What's the first thing it tries? isInputRange!(typeof(result))
The trouble is, it returns true! Why? Because I have to assume that all members which it needs exist, unless I can prove otherwise at run time -- which is too late. So the program tries to call front, popFront, and empty on result, crashing my program.
I can't think of a way to fix this. Does anyone have an idea?
You are trying to make two fundamentally different concepts work together, namely templates and dynamic typing. Templates rely very much on static typing, isInputRange works by checking which attributes or methods a type has. Your dynamic type is treated as having every attribute or method at compile time, ergo it is treated as fulfilling every static duck-typing interface.
Therefore, to make Dynamic work in a statically typed environment, you have to provide more static information at some places.
Some solutions I can see:
provide your own dynamically typed implementations for heavily used functions. The whole problem you are having is caused by the fact that you are trying to use generic functions that assume static typing with dynamic types.
explicitly make dynamic a range of char, and care for the conversion to string of the underlying data yourself. (You'd have to have a custom toString method anyways if the isInputRange issue would not exist, because otherwise its result would again be of Dynamic type). This would probably make writeln(d); work.

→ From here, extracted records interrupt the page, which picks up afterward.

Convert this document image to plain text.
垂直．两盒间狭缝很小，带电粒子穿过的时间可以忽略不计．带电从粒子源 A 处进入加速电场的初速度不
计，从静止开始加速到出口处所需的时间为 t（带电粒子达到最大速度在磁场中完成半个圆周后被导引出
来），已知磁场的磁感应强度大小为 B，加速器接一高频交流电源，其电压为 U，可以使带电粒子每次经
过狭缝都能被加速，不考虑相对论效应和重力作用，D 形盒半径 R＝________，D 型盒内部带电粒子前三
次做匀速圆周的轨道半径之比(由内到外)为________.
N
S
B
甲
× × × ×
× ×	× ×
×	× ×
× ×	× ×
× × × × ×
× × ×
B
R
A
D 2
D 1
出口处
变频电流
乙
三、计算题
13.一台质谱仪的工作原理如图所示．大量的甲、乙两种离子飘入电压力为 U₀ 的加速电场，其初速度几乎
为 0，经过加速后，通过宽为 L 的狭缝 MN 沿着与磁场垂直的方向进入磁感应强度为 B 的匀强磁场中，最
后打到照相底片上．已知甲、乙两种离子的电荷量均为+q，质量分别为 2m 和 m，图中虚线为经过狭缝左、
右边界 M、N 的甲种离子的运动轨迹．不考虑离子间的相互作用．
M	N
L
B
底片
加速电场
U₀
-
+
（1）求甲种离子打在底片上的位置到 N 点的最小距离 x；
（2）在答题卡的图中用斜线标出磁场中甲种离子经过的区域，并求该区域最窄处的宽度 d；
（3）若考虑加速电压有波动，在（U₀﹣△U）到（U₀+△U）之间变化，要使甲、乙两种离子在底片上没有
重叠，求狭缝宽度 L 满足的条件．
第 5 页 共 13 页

provide wrappers for dynamic that allow you to pass dynamic types into various templated functions. (Those would just exhibit a static interface and forward all calls to Dynamic).
Eg:
Dynamic d;
// wrap d to turn it into a compile-time input range (but NOT eg a forward range)
Dynamic d2=dynamic(map!q{a*2}(dynInputRange(d)));
// profit
4 . Add a member template to Dynamic, which allows to statically disable some member function names.
Eg:
static assert(!isForwardRange!(typeof(d.without!"save")));
what is wrong with using std.variant which implements all you need for dynamic typing (along with quite a bit of syntactic sugar)
Could you provide an overload for isInputRange? Something like this (note that I haven't looked at the implementation of isInputRange):
template isInputRange(T : Dynamic) {
enum isInputRange = false;
}
If this is provided by your dynamic.core, I think this overload should be chosen before the std lib one.
For the general case Dynamic has to accept any method lookup at compile time, as you said. Suppose for a moment that you could prevent the isInputRange predicate to evaluate to true, now the wrong code will be generated when you try to create a Dynamic from an input range.
I don't think this is fixable, at least not in a general way. In this particular case the best solution I can think of is that Dynamic provides it's own version of toString, and writeln would prefer that over the inputRange specialization. I believe writeln doesn't do this at the moment, at least not for structs, but it probably should.
Another compromise would be to disallow a few methods such as popFront in the opDispatch constraint, instead Dynamic would provide opIndex or a member object to access these special cases. This might not be as bad as it sounds, because the special cases are rare and using them would result in an obvious compiler error.
I think that the best way to salvage this kind of method resolution for Dynamic is to fix writeln and accept that Dynamic will not work with all templated code.
Have you looked into std.variant?
import std.stdio, std.variant;
class Foo {
string Bar(string a) {
return a ~ " are Cool!";
}
}
void main() {
Variant foo = new Foo();
Variant result = foo.peek!Foo.Bar("Variants");
writeln(result); // Variants are Cool!